As hereinbefore recited, counsel for the parties have stipulated that the cost of the necessary repairs to the Topu Wetu was $1,516.24. The plaintiff testified that he paid for said repairs between October 7, 1966 and November 7, 1966, but could not recall the exact date when said payment was made. Under the circumstances I conclude that said payment was made on November 7, 1966. Plaintiff seeks also to recover interest on said sum of $1,516.24 from the date of its payment by him.

It is also well settled that the allowance of prejudgment interest in admiralty cases rests within the discretion of the trial court. Reiss Steamship Company v. United States Steel Corporation, 427 F.2d 1152 (6 Cir. 1970); Sinclair Refining Company v. S.S. Green Island, 426 F.2d 260 (5 Cir. 1970); National Airlines, Inc. v. Stiles, 268 F.2d 400 (5 Cir. 1959); O’Donnell Transport Co. v. City of New York, 215 F.2d 92 (2 Cir. 1954); Moore-McCormack Lines, Inc. v. Amirault, 202 F.2d 893 (1 Cir. 1953).

In Moore-McCormack Lines, Inc. v. Amirault, supra, the Court of Appeals said at page 898:

“But in collision cases the common statement is' that, in the absence of special circumstances, interest on damages eventually awarded to the owner of the damaged vessel should be computed from the date of the collision or from the dates when payments for the necessary repairs were actually made (citations omitted) * * * ”

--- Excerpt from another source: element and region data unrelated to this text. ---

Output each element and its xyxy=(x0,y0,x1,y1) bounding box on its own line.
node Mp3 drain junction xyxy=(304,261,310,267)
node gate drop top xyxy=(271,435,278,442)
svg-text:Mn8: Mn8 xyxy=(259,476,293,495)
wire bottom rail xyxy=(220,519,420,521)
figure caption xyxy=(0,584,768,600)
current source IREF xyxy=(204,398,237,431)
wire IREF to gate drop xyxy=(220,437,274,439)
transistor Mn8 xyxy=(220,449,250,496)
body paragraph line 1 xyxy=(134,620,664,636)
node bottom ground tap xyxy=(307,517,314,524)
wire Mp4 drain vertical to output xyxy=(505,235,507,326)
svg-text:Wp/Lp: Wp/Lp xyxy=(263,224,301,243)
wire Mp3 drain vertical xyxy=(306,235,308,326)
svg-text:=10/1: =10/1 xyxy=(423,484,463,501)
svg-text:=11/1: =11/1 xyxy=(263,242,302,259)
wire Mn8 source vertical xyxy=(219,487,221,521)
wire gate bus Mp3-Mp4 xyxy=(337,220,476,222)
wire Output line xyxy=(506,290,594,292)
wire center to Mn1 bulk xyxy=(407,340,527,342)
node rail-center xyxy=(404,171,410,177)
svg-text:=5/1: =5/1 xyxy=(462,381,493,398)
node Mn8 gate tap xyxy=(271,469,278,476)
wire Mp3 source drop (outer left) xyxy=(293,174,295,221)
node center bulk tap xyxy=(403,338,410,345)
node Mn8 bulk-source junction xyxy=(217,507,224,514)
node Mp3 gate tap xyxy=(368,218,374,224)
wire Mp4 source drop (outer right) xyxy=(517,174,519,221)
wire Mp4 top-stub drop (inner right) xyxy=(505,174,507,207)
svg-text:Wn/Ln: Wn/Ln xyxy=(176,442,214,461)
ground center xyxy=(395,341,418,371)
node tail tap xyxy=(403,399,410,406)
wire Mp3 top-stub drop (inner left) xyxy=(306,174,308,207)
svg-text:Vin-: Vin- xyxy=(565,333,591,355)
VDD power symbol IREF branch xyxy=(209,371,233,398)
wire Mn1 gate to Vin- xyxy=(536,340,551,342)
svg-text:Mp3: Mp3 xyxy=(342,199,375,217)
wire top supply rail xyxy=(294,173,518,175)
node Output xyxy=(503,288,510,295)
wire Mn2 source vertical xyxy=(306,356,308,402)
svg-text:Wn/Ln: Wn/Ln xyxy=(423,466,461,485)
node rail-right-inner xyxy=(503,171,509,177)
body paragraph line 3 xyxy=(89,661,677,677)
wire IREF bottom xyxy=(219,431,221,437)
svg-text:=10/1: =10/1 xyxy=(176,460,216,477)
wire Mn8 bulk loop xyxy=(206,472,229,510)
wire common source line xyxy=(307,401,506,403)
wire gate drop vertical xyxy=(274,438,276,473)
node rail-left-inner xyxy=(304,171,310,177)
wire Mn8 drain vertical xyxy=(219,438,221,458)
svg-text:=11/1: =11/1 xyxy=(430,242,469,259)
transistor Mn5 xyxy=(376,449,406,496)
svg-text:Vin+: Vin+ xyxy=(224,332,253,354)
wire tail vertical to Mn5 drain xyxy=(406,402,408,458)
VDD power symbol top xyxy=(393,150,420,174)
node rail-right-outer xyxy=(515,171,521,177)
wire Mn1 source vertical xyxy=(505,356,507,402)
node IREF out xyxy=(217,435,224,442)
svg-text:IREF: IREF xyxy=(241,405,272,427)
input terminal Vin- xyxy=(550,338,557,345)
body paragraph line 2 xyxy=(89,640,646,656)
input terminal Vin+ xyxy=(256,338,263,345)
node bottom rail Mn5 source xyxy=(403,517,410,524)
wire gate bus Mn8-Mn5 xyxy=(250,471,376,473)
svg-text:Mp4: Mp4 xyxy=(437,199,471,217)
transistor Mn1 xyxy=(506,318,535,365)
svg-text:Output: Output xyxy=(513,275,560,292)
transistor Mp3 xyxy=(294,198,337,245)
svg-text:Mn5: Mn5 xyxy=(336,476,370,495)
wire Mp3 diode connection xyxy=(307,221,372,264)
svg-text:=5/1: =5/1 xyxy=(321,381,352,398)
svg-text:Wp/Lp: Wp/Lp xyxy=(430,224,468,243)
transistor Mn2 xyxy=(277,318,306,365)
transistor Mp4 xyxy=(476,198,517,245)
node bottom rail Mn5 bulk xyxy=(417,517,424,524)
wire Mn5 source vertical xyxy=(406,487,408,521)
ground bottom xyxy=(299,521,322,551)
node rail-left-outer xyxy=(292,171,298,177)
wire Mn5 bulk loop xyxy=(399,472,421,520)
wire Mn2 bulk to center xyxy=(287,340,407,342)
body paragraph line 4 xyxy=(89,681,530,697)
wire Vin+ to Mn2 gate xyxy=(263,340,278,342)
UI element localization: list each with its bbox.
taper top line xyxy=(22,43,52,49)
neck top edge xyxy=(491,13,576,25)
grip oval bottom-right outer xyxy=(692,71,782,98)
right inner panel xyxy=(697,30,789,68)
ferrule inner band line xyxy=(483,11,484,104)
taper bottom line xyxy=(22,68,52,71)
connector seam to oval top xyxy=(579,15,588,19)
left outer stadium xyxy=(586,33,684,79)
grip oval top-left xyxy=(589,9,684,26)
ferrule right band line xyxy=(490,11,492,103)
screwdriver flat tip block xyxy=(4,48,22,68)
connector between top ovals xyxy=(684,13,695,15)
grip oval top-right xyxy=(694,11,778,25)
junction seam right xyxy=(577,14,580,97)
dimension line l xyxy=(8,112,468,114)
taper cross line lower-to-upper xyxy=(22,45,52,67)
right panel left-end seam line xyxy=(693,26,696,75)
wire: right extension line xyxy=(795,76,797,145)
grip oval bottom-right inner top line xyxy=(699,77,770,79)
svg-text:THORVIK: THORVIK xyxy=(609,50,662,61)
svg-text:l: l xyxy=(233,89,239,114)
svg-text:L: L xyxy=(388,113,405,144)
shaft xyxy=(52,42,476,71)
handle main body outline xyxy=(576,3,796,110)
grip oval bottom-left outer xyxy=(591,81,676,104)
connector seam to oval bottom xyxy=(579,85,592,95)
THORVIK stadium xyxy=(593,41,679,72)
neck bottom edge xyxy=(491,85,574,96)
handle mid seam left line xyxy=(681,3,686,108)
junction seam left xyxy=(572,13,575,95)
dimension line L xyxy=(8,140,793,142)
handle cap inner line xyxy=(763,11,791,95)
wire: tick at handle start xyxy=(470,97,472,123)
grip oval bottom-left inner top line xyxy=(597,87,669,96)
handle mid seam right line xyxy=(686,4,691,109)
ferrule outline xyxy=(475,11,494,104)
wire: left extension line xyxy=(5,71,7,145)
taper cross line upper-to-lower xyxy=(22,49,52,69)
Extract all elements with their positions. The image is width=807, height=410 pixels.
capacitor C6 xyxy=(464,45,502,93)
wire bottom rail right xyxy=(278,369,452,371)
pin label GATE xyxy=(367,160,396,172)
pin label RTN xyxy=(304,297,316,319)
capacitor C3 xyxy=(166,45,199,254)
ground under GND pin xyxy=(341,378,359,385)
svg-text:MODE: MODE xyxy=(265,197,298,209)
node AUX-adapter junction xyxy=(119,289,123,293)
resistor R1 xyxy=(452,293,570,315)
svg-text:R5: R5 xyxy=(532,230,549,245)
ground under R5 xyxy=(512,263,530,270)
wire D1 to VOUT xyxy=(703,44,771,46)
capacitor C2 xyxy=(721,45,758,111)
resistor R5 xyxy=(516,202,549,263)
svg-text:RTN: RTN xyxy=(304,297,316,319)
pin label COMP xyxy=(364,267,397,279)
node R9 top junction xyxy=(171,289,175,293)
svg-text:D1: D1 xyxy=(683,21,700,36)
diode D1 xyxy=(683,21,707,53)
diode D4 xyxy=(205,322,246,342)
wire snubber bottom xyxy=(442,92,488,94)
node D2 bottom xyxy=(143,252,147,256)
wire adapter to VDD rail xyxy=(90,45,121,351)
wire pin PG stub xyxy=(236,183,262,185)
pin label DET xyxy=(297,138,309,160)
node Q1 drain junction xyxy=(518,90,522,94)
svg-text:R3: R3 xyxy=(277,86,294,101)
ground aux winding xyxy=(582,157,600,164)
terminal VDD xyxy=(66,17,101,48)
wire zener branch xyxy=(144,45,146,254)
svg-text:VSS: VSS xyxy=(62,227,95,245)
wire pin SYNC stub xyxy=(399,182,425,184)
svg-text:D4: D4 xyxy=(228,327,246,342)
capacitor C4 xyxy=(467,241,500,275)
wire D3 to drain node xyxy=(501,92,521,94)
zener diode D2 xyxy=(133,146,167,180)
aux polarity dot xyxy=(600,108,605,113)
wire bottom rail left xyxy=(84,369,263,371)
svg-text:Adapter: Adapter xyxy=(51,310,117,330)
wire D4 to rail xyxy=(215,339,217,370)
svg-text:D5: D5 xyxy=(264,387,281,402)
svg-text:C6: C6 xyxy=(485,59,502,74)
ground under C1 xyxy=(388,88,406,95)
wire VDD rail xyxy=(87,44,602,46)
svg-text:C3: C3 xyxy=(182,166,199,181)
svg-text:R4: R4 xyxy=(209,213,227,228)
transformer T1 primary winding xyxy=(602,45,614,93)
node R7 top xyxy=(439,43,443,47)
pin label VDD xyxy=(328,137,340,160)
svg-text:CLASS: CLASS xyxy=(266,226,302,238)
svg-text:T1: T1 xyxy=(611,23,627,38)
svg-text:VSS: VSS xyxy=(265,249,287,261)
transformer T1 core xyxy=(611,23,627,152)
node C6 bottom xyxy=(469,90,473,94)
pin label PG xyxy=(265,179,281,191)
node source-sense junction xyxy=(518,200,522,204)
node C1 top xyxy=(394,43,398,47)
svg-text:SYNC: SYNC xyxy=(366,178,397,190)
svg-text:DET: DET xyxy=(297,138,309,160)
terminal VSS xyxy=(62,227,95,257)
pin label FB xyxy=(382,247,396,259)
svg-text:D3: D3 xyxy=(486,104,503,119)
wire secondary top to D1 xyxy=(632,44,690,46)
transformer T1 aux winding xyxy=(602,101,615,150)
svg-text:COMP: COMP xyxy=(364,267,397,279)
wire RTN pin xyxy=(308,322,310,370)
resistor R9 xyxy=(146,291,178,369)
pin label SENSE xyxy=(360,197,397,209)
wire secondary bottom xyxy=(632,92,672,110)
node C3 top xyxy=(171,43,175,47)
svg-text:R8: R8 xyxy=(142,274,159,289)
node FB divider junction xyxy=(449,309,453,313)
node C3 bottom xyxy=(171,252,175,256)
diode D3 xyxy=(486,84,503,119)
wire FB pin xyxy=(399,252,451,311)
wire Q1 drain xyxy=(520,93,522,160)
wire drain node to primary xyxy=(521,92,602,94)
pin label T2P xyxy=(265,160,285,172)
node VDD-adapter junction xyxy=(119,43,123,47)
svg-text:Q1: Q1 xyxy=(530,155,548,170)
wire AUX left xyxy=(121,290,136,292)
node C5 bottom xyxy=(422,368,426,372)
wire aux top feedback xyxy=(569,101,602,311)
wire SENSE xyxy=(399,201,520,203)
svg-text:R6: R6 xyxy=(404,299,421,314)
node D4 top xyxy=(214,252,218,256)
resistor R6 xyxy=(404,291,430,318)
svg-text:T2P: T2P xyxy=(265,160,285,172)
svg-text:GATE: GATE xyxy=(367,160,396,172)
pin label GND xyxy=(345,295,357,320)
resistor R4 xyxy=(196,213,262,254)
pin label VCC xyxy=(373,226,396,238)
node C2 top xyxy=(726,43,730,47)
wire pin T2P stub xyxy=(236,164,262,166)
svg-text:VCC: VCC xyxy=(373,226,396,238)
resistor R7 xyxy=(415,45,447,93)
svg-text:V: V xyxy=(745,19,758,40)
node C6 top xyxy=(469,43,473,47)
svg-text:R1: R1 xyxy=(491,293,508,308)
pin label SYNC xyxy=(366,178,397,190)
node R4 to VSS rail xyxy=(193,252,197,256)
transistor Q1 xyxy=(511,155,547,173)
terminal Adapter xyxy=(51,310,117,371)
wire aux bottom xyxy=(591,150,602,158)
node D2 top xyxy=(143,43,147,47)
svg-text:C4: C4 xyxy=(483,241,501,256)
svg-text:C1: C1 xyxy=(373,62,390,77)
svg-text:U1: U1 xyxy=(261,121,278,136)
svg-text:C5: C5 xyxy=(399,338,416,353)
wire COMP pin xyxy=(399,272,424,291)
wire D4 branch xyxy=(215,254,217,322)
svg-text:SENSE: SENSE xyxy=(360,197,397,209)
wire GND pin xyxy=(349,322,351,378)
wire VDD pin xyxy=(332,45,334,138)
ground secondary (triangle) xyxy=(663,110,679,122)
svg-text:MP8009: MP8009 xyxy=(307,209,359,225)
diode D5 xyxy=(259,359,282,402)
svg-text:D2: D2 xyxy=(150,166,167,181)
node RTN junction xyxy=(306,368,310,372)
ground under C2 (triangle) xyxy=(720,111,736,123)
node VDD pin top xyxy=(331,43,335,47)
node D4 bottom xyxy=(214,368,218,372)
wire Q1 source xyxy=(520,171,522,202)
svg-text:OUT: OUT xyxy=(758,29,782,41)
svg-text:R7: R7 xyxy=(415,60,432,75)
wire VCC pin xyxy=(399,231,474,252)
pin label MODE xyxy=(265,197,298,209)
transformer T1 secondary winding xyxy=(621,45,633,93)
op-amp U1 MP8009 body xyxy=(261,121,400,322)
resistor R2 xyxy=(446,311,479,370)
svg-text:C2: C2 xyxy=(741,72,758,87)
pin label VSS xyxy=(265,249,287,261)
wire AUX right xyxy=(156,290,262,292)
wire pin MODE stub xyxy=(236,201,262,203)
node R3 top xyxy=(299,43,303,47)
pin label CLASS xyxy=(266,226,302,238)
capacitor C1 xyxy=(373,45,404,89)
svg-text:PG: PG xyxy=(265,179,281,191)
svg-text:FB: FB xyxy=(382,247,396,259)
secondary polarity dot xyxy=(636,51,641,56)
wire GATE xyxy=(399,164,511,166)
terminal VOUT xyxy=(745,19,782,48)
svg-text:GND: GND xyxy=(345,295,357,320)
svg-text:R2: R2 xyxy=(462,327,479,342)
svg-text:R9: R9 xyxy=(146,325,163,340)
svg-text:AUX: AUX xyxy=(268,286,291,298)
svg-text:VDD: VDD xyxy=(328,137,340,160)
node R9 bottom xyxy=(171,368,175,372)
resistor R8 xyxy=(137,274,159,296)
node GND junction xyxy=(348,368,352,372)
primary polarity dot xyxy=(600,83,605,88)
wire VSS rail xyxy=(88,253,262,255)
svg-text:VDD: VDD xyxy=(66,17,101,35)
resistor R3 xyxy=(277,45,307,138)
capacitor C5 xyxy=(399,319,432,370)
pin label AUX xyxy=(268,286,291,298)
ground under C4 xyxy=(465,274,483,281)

Although the instant action was not commenced by the plaintiff until January 29, 1969, I do not think that fact alone in this case is sufficient to warrant a departure from the general rule in admiralty cases that interest on amounts expended for necessary repairs to a vessel will be allowed from the date when payment for such necessary repairs was made.

Plaintiff contends that such interest should be computed at the rate of eight (8) per centum per annum on any award made to him and in support of this contention relies upon the provisions of sec. 9-21-101 of R.I. General Laws 1956, as amended. In my opinion said statute is not properly applicable to this case. Canova v. Travelers Insurance. Company, 406 F.2d 410 (5 Cir. 1969); Gardner v. The Calvert, 253 F.2d 395 (3 Cir. 1958); Moore-McCormack Lines, Inc. v. Amirault, supra; Samincorp v. S.S. Rivadeluna, 277 F.Supp. 943 (D.Del.1967); Virgin Islands Corporation v. Merwin Lighterage Co., Inc., 177 F.Supp. 810 (D.V.I.1959).

Considering all of the circumstances in this ease I conclude that it is equitable and just that the defendant *315pay interest at the rate of six (6) per centum per annum on said sum of $1,-516.24 from November 7, 1966 to the date of this opinion. Said interest amounts to $416.45.

Judgment will be entered in favor of the plaintiff against the defendant Kenneth Gallup, Jr. in the sum of $1,932.69 and in the plaintiff’s favor on the counterclaim of the defendant.

. Said section provides as follows:

“Interest in action for damages to the person or to property. — In causes of action and actions for damages to the person or to real and personal estate in which a verdict is rendered or a decision made for pecuniary damages, there shall be added by the clerk of the court to the amount of damages, interest at the rate of eight per cent (S%) per annum thereon from the date of commencement of the action which shall be included in the judgment entered therein.”